It can be confusing choosing between an AWD and 4WD.
The two terms appear similar. There was a time when most of the vehicles were front wheel drives but modern SUVs opened the market to 4WD.
Cars have become more sophisticated and this has caused car users to find blurred lines between an AWD and 4WD. In this article, we are going to examine how the two transmissions operate.
An AWD car supplies power to the entire car wheels. It is both front and rear wheel powered. In some cars, the manufacturers have the car running on front wheel drive and then it will power the rest of the wheels when there is a traction requirement. This later is called automatic AWD. With an AWD you have two drivetrains.
A full time AWD has all the wheels powered at all times. Power to the car wheels is through multiple clutches, viscous couplings, and differentials. In an AWD, the driver does not need to engage the other wheels to operation. This is done automatically.
Many car users choose to purchase a car with AWD due to the added traction control. The car handles well in snow and muddy areas since you have power being supplied to the front and rear axles. Full AWD cars enable you to experience the full power of the car. Some people may prefer getting a car with part time AWD. In this instance, power is supplied to the front or rear wheels and you can engage the other two depending on the terrain you are driving in.

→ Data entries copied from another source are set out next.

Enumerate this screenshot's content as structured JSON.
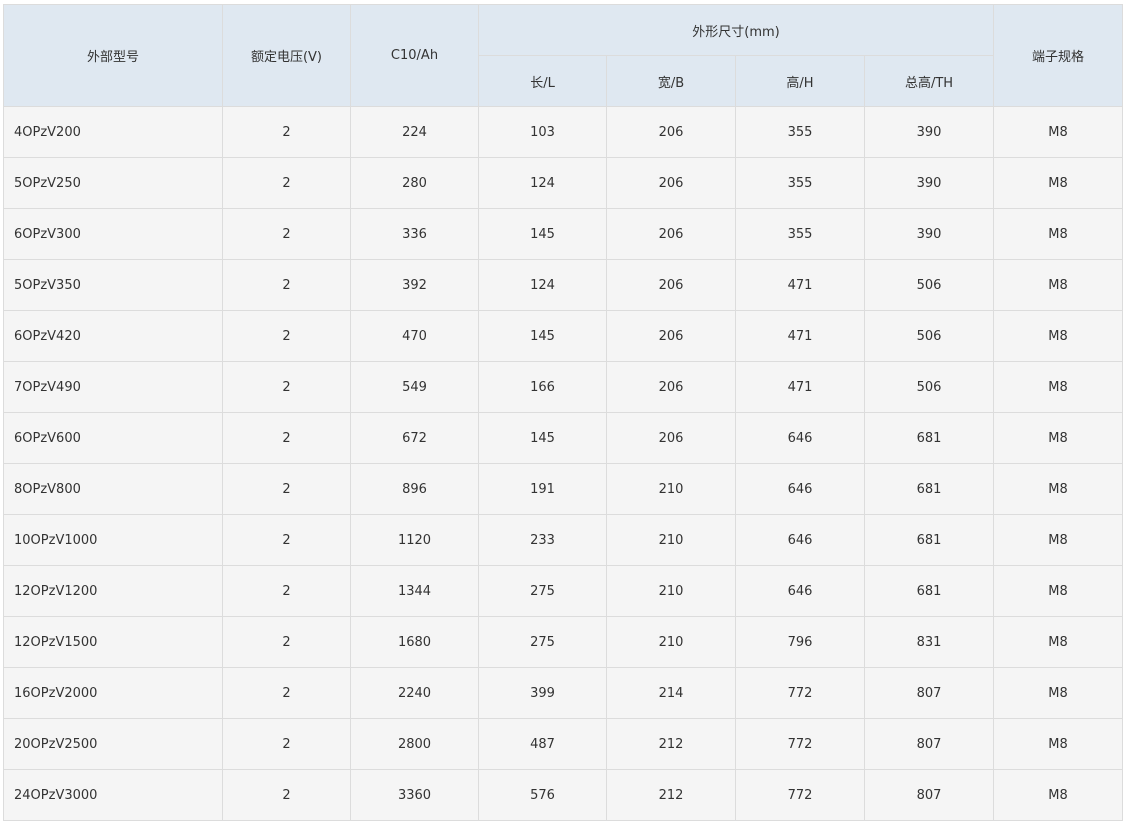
{
  "table": {
    "headers": {
      "model": "外部型号",
      "voltage": "额定电压(V)",
      "capacity": "C10/Ah",
      "dimensions_group": "外形尺寸(mm)",
      "length": "长/L",
      "width": "宽/B",
      "height": "高/H",
      "total_height": "总高/TH",
      "terminal": "端子规格"
    },
    "rows": [
      {
        "model": "4OPzV200",
        "voltage": "2",
        "capacity": "224",
        "length": "103",
        "width": "206",
        "height": "355",
        "total_height": "390",
        "terminal": "M8"
      },
      {
        "model": "5OPzV250",
        "voltage": "2",
        "capacity": "280",
        "length": "124",
        "width": "206",
        "height": "355",
        "total_height": "390",
        "terminal": "M8"
      },
      {
        "model": "6OPzV300",
        "voltage": "2",
        "capacity": "336",
        "length": "145",
        "width": "206",
        "height": "355",
        "total_height": "390",
        "terminal": "M8"
      },
      {
        "model": "5OPzV350",
        "voltage": "2",
        "capacity": "392",
        "length": "124",
        "width": "206",
        "height": "471",
        "total_height": "506",
        "terminal": "M8"
      },
      {
        "model": "6OPzV420",
        "voltage": "2",
        "capacity": "470",
        "length": "145",
        "width": "206",
        "height": "471",
        "total_height": "506",
        "terminal": "M8"
      },
      {
        "model": "7OPzV490",
        "voltage": "2",
        "capacity": "549",
        "length": "166",
        "width": "206",
        "height": "471",
        "total_height": "506",
        "terminal": "M8"
      },
      {
        "model": "6OPzV600",
        "voltage": "2",
        "capacity": "672",
        "length": "145",
        "width": "206",
        "height": "646",
        "total_height": "681",
        "terminal": "M8"
      },
      {
        "model": "8OPzV800",
        "voltage": "2",
        "capacity": "896",
        "length": "191",
        "width": "210",
        "height": "646",
        "total_height": "681",
        "terminal": "M8"
      },
      {
        "model": "10OPzV1000",
        "voltage": "2",
        "capacity": "1120",
        "length": "233",
        "width": "210",
        "height": "646",
        "total_height": "681",
        "terminal": "M8"
      },
      {
        "model": "12OPzV1200",
        "voltage": "2",
        "capacity": "1344",
        "length": "275",
        "width": "210",
        "height": "646",
        "total_height": "681",
        "terminal": "M8"
      },
      {
        "model": "12OPzV1500",
        "voltage": "2",
        "capacity": "1680",
        "length": "275",
        "width": "210",
        "height": "796",
        "total_height": "831",
        "terminal": "M8"
      },
      {
        "model": "16OPzV2000",
        "voltage": "2",
        "capacity": "2240",
        "length": "399",
        "width": "214",
        "height": "772",
        "total_height": "807",
        "terminal": "M8"
      },
      {
        "model": "20OPzV2500",
        "voltage": "2",
        "capacity": "2800",
        "length": "487",
        "width": "212",
        "height": "772",
        "total_height": "807",
        "terminal": "M8"
      },
      {
        "model": "24OPzV3000",
        "voltage": "2",
        "capacity": "3360",
        "length": "576",
        "width": "212",
        "height": "772",
        "total_height": "807",
        "terminal": "M8"
      }
    ]
  }
}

A four-wheel drive operates very similarly to the AWD. You have two drivetrains in the rear and front. In the AWD the driver has little control on the wheel operation. In the 4WD the driver can control traction and power through a series of car settings. If you want more traction you can choose a low setting while a high setting is ideal for snowy conditions. Just like the AWD, you have full or part-time 4WD.
In a full time 4WD you have power constantly being supplied to all the car wheels. The driver, however, has better control on which tires receive more power. Part-time 4WD cars are either front or rear powered. When you need full-time 4WD you just press the button and power will be delivered to all the tires. The market for 4WD cars has changed from trucks to luxury cars. They are however more expensive than traditional 2 wheel drive cars.
In a 4WD power is supplied equally to all the car’s wheels. This eliminates the need for vectoring. Power will be delivered from the engine then transferred to the wheels through the transmission.
All the power is divided equally through all the wheels through a transfer case. With these settings, the car offers excellent maneuverability in off-road terrain. However, this is not a great car for a daily commute. The steering is tedious due to power being supplied to all wheels.
Which is better AWD or 4WD?
As stated there is not much difference between the two. In fact, the names are used synonymously. AWD can be fitted in a variety of cars – especially sedans and SUVs. The cars are ideal for those who need some light off-road capabilities. If you are going to be using your car for city traffic you can go for the option that lets you change your settings to AWD. This is part-time AWD.
If you are looking for an enhanced off-road experience then we would advise you to go with a car that is 4WD. This offers more off-road capabilities and the car often comes with high ground clearance. You can ride a 4WD car in snowy or slippery conditions.
Most of the AWD in the market are part-time four-wheel drives. This makes them great for city traffic. You can engage the 4WD when going off-road. When it comes to most 4WD vehicles you will often the option of engaging 4 low or 4 high. When you engage all the wheels there is often some slip due to the high rates of speed. The 4 high settings compensate for the change in the rotational differential in the wheels.
In the 4-high you can go at high speeds on slippery surfaces. When the 4WD drive car is set at 4 Low you can maneuver rocky surfaces at low range. In 4 low you cannot move very fast without damaging the car. 4WD offers more off-road capabilities that AWD.
When a 4WD car has a part-time four-wheel drive you have intermittent locking and unlocking of the car’s differentials. When you lock one differential you are preventing the wheels from slipping on that side. You will find most trucks that have 4WD having a center locking differential. This enables the car to send power evenly between the front and rear axles.
AWD is often associated with cars that are crossovers between an SUV and sedan. These cars have part-time AWD. During city travels the car operates as either a front or rear wheel drive car.
When you are engaged in some off-road capabilities you can engage the AWD. 4WD drive cars have full off-road capabilities making them suitable for all terrain. You can adjust the wheels for 4 low and high. The drawback of a 4WD is that it adds unnecessary weight to the car and most of the cars are not fuel efficient. Your decision to choose a 4WD or AWD will depend on your primary terrain. In some cars, due to high horsepower, the car makers decided to make them AWD so that power is distributed equally amongst the wheels.